Date(s) - 13/11/2014
11 h 00 min - 12 h 00 min
Catégories Pas de Catégories
Compressed sensing (CS) attracted a lot of attention in last few years, starting from first papers published in 2006. Nevertheless a discrete version of CS was not even stated properly until last year, when in a joint paper of Serge Vladuts and the speaker the corresponding problem have been formulated and first results have been obtained (G.Kabatiansky, S.Vladuts, “What to do if syndromes are corrupted also”, in Proc. Int. Workshop Optimal Codes, Albena, Bulgaria, 2013). In some sense this talk can be considered as a report on what was done in the direction of discrete CS during this year.

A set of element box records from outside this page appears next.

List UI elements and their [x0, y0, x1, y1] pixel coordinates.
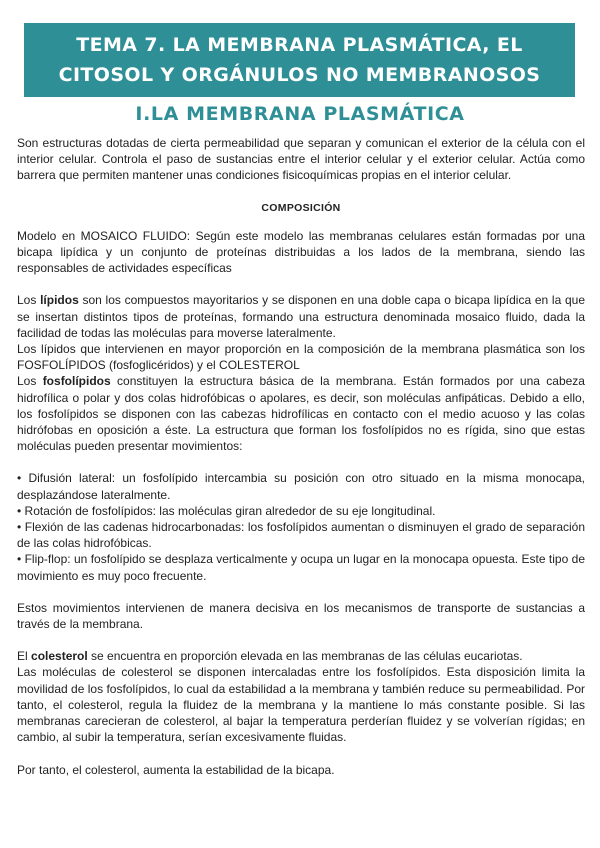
movimientos-conclusion: Estos movimientos intervienen de manera decisiva en los mecanismos de transporte de sustancias a través de la membrana.	[17, 600, 585, 632]
title-banner	[24, 23, 575, 97]
composicion-heading: COMPOSICIÓN	[261, 201, 341, 214]
document-body	[17, 135, 585, 778]
movimiento-item: • Flip-flop: un fosfolípido se desplaza verticalmente y ocupa un lugar en la monocapa opuesta. Este tipo de movimiento es muy poco frecuente.	[17, 552, 585, 583]
section-title: I.LA MEMBRANA PLASMÁTICA	[135, 103, 465, 125]
conclusion-paragraph: Por tanto, el colesterol, aumenta la estabilidad de la bicapa.	[17, 762, 335, 777]
title-line-2: CITOSOL Y ORGÁNULOS NO MEMBRANOSOS	[58, 64, 541, 86]
modelo-paragraph: Modelo en MOSAICO FLUIDO: Según este modelo las membranas celulares están formadas por una bicapa lipídica y un conjunto de proteínas distribuidas a los lados de la membrana, siendo las responsables de actividades específicas	[17, 228, 585, 276]
colesterol-post: se encuentra en proporción elevada en las membranas de las células eucariotas.	[87, 649, 523, 664]
colesterol-detalle-paragraph: Las moléculas de colesterol se disponen intercaladas entre los fosfolípidos. Esta disposición limita la movilidad de los fosfolípidos, lo cual da estabilidad a la membrana y también reduce su permeabilidad. Por tanto, el colesterol, regula la fluidez de la membrana y la mantiene lo más constante posible. Si las membranas carecieran de colesterol, al bajar la temperatura perderían fluidez y se volverían rígidas; en cambio, al subir la temperatura, serían excesivamente fluidas.	[17, 665, 585, 745]
lipidos-paragraph	[17, 292, 585, 341]
colesterol-term: colesterol	[31, 649, 88, 664]
movimiento-item: • Flexión de las cadenas hidrocarbonadas: los fosfolípidos aumentan o disminuyen el grado de separación de las colas hidrofóbicas.	[17, 520, 585, 551]
fosfo-pre: Los	[17, 374, 43, 389]
lipidos-pre: Los	[17, 293, 41, 308]
lipidos-term: lípidos	[40, 293, 79, 308]
colesterol-pre: El	[17, 649, 32, 664]
lipidos-proporcion-paragraph: Los lípidos que intervienen en mayor proporción en la composición de la membrana plasmática son los FOSFOLÍPIDOS (fosfoglicéridos) y el COLESTEROL	[17, 342, 585, 373]
title-line-1: TEMA 7. LA MEMBRANA PLASMÁTICA, EL	[76, 34, 523, 56]
movimiento-item: • Rotación de fosfolípidos: las moléculas giran alrededor de su eje longitudinal.	[17, 503, 436, 518]
lipidos-post: son los compuestos mayoritarios y se disponen en una doble capa o bicapa lipídica en la que se insertan distintos tipos de proteínas, formando una estructura denominada mosaico fluido, dada la facilidad de todas las moléculas para moverse lateralmente.	[17, 293, 585, 340]
colesterol-paragraph	[17, 648, 585, 664]
fosfo-term: fosfolípidos	[42, 374, 111, 389]
fosfolipidos-paragraph	[17, 373, 585, 454]
fosfo-post: constituyen la estructura básica de la membrana. Están formados por una cabeza hidrofílica o polar y dos colas hidrofóbicas o apolares, es decir, son moléculas anfipáticas. Debido a ello, los fosfolípidos se disponen con las cabezas hidrofílicas en contacto con el medio acuoso y las colas hidrófobas en oposición a éste. La estructura que forman los fosfolípidos no es rígida, sino que estas moléculas pueden presentar movimientos:	[17, 374, 585, 454]
intro-paragraph: Son estructuras dotadas de cierta permeabilidad que separan y comunican el exterior de la célula con el interior celular. Controla el paso de sustancias entre el interior celular y el exterior celular. Actúa como barrera que permiten mantener unas condiciones fisicoquímicas propias en el interior celular.	[17, 136, 585, 183]
movimiento-item: • Difusión lateral: un fosfolípido intercambia su posición con otro situado en la misma monocapa, desplazándose lateralmente.	[17, 471, 585, 502]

Discrete CS problem can be stated in the following way – to find linear code C and its parity-check matrix H such that an error vector e of Hamming weight T or less can be recovered from the syndrome equation He=s even if the syndrome s is given with L or less errors. A particular case of this problem is for instance famous Erdosh-Ulam problem on 20 questions.
In the talk we give a solution of discrete CS problem in the same way as RS-codes provide the solution of main problem of coding theory for the cases when code length is at most field cardinality. It is worth to remark that RS codes aren’t good for discrete CS problem as they demand the redundancy at least 4TL, see R.Prony, “Essai experimantal et analytique sur les lois del Dilatabilite de fluides” J. de Ecole Polytechnique 1, pp.24-76, 1795 and M.T. Comer, E.L. Kaltofen, C.Pernet, “Sparse Polynomial Interpolationb and Berlekamp-Massey Algorithms That Correct Outlier Errors in Input Values”, in Proc. ISSAC 2011, pp. 138-145. The optimal solution, which will be described in the talk, uses redundancy only 2(T+L).
In the conclusion it will be shown how these results can be applied for a limited version of ordinary CS problem.
The talk is based on joint research of the speaker with Serge Vladuts, Cedric Tavernier and Valery Lomakov.